Here are the notes about aspects of terrorists’ time orientations. While I figured that time perspectives may vary greatly from one terrorist to the next, some key patterns may occur frequently, for they seemed to be inherent or implicit in the process of behaving as a terrorist:
• The time orientation often seems explosive. Terrorism emphasizes especially violent, threatening deeds that capture enormous public attention and that are relatively short duration. The events may assume epic, even apocalyptic proportions, whose imagery symbolizes the urgency to destroy all that is wrong with the present order, as well as to create a new future. The terrorist’s emphasis on such explosive deeds seems to imply a different time perspective from the standard revolutionary’s preferences for protracted mass struggle. Time is measured more in terms of dramatic events than of continuous social processes.
• The terrorist incident often creates a tremendous, high-speed compression and acceleration of time, both for the perpetrators and for the system at large. That may be part of the inherent gratification for the terrorists, giving them a sense of speeding the system to its own self-destruction by infusing it with an explosive fuel that seeps into all cracks.

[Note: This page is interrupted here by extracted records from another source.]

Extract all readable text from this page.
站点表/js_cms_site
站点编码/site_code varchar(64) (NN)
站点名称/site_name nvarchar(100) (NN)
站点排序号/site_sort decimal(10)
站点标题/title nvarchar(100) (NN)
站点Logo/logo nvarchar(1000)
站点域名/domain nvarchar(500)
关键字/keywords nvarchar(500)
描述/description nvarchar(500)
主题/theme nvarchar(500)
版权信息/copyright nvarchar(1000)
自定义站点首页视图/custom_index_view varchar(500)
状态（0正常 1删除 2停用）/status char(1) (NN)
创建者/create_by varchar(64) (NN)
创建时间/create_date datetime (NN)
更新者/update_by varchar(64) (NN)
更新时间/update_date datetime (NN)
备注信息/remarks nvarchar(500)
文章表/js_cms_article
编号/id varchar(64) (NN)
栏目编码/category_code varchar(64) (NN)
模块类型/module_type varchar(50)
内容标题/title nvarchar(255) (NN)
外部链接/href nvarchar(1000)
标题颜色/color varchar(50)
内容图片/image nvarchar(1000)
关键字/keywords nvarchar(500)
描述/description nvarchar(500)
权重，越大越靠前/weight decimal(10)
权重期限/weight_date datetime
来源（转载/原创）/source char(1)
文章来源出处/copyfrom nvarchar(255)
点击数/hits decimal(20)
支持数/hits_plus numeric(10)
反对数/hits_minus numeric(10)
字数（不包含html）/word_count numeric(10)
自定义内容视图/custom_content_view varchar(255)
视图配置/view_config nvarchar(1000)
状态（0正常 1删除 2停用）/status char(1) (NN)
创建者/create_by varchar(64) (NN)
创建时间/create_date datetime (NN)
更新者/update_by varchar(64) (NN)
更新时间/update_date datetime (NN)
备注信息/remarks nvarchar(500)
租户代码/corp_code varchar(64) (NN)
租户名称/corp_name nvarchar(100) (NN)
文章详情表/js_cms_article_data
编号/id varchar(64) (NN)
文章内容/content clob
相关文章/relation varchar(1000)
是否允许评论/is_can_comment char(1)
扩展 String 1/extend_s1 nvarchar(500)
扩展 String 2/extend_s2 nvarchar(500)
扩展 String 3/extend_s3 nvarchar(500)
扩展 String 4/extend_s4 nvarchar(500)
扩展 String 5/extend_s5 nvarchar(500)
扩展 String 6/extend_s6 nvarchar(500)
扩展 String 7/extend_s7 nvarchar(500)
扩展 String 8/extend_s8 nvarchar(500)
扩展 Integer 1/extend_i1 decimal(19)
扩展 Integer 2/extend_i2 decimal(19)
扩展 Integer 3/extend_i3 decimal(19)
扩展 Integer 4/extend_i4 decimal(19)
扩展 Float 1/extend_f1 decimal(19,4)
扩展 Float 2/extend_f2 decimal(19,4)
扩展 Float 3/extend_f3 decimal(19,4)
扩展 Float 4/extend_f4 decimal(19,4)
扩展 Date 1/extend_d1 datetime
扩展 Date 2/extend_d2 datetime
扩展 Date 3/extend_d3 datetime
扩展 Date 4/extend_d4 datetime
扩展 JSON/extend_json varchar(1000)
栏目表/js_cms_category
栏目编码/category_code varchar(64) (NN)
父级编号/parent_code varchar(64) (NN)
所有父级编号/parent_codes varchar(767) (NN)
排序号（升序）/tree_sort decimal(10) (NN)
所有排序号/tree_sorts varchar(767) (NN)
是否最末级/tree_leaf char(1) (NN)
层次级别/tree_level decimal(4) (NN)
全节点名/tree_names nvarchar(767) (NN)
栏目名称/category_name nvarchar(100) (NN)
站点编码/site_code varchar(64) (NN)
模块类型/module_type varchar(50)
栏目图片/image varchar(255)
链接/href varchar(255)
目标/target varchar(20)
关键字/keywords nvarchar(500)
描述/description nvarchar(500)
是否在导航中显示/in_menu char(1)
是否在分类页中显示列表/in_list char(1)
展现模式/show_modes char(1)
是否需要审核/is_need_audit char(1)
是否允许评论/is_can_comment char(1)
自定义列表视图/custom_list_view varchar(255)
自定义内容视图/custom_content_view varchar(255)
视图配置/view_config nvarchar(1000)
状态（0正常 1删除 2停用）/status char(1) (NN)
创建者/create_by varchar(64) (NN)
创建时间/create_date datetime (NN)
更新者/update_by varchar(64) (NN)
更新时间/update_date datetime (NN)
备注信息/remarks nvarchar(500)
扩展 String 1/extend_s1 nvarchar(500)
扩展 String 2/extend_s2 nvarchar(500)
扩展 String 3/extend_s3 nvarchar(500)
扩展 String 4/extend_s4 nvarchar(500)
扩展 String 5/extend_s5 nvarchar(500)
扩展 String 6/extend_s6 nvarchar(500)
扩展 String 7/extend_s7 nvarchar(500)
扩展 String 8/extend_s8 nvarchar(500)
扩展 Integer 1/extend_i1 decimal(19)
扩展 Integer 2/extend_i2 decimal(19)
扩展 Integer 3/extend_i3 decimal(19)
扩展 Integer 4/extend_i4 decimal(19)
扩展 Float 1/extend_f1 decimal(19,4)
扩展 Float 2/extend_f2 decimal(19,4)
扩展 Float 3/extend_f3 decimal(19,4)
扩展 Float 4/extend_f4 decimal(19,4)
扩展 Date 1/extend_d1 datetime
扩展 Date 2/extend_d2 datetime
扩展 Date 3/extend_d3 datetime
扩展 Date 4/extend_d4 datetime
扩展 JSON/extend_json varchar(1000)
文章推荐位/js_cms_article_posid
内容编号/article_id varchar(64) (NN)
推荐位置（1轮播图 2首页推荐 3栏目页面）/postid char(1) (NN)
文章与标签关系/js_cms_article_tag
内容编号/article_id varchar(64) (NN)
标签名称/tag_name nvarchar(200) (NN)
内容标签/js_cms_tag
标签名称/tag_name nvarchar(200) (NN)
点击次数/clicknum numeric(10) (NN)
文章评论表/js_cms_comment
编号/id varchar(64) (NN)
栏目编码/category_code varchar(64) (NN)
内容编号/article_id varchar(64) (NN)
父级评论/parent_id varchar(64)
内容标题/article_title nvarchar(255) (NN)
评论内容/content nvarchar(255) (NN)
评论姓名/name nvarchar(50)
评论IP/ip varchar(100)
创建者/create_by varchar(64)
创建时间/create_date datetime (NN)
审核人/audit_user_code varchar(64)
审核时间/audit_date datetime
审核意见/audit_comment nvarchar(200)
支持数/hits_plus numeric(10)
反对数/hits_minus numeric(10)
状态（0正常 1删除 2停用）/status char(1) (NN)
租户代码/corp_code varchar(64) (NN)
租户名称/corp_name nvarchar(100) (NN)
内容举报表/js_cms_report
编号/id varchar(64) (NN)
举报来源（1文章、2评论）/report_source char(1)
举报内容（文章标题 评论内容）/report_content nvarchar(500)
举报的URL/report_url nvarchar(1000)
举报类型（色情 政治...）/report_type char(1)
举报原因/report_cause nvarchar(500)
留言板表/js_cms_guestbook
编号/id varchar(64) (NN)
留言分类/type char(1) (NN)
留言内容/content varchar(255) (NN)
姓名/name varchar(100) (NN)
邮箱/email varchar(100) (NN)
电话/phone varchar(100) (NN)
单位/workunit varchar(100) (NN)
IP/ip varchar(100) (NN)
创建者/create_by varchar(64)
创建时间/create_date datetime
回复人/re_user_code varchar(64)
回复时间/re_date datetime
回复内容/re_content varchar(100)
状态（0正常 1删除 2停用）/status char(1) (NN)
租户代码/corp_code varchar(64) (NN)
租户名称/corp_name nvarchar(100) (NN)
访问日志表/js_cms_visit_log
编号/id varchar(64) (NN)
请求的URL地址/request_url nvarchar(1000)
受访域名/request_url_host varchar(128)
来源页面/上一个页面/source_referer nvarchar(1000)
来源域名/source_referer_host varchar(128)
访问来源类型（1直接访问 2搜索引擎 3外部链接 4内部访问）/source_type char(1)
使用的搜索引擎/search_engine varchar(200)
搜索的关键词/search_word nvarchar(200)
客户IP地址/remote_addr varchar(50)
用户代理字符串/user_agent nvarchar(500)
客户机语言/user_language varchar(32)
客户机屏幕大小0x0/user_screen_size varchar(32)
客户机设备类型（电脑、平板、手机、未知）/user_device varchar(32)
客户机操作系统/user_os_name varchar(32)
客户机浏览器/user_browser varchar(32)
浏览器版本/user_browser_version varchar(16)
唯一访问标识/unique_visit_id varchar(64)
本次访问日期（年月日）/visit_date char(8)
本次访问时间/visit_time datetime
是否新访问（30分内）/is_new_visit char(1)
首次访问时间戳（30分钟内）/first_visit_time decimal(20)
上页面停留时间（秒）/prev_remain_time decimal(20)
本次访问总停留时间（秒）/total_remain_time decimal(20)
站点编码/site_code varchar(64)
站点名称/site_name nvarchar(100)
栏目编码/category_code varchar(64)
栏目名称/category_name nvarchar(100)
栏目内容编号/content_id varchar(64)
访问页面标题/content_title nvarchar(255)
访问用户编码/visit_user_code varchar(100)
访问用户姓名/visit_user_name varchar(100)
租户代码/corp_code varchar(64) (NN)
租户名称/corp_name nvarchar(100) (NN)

• Their objectives often seem to entail bringing the “system’s” time to a sudden halt in the present, while simultaneously accelerating future change. Apart from such symbolism, the dramas are often designed so as to involve acute, fast-paced schedules that require attention and put pressure on the victims and authorities. (But the passage of time during the unfolding of an incident may have a schizophrenic or dualistic quality, in that looming deadlines may be mixed with periods of slow waiting that tries patience.)
• Where a campaign of terrorism is involved, the time experience may oscillate between slower dormant periods (underground, preparing and planning in secret, and possibly brooding) and fast-paced explosive moments (when the deed goes public, above ground, in a highly expressive climax). Thus time may seem to pulsate more than to flow, and to move more like a spiral than a linear progression. The time experience would seem to seek discontinuity rather than continuity.
• The pause between deeds may partly represent a down-time for the terrorists. But it may also represent a playing-out of the waves created by the prior deed. In strategic terrorism, the incidents are often intended to create waves whose duration and impact need to be examined by laying back awhile. Thus the will to create new events, even rush to create them as soon as possible, may have to be balanced against the interest to assess the waves from the preceding event, the better to plan the timing for the next effort.
A smaller set of those old 2007 notes began to sketch what may be distinctive about terrorists’ space orientations:
• Terrorists have spatial horizons that, probably sometime early in their personal development, were expanded enormously, even overwhelmingly.
• At some point, they also began to feel that their lives were uprooted, rootless, and/or displaced, subject to a world of giant, distant, uncaring forces.
• People who become terrorists acquire a great sensitivity to the social barriers and boundaries affecting their lives.
• They simplify space by coming to perceive it in terms of black-and-white, Manichean polarities.
• They are amenable, even prone, to going underground to hide, in a kind of compression, and then emerging to run amok, exploding into the world at large.
• They think change can be achieved — a system brought down — by striking at critical points and weak links.
• For some terrorists, especially one with a megalomaniacal mindset, a key aim and reward is the narcissistic permeation of the world with his identity.

Evidently I stopped working on this old draft before making comparable notes about terrorists’ action orientations — perhaps all the more reason now to put this Appendix aside and turn to work on Bandura’s book, as indicated earlier.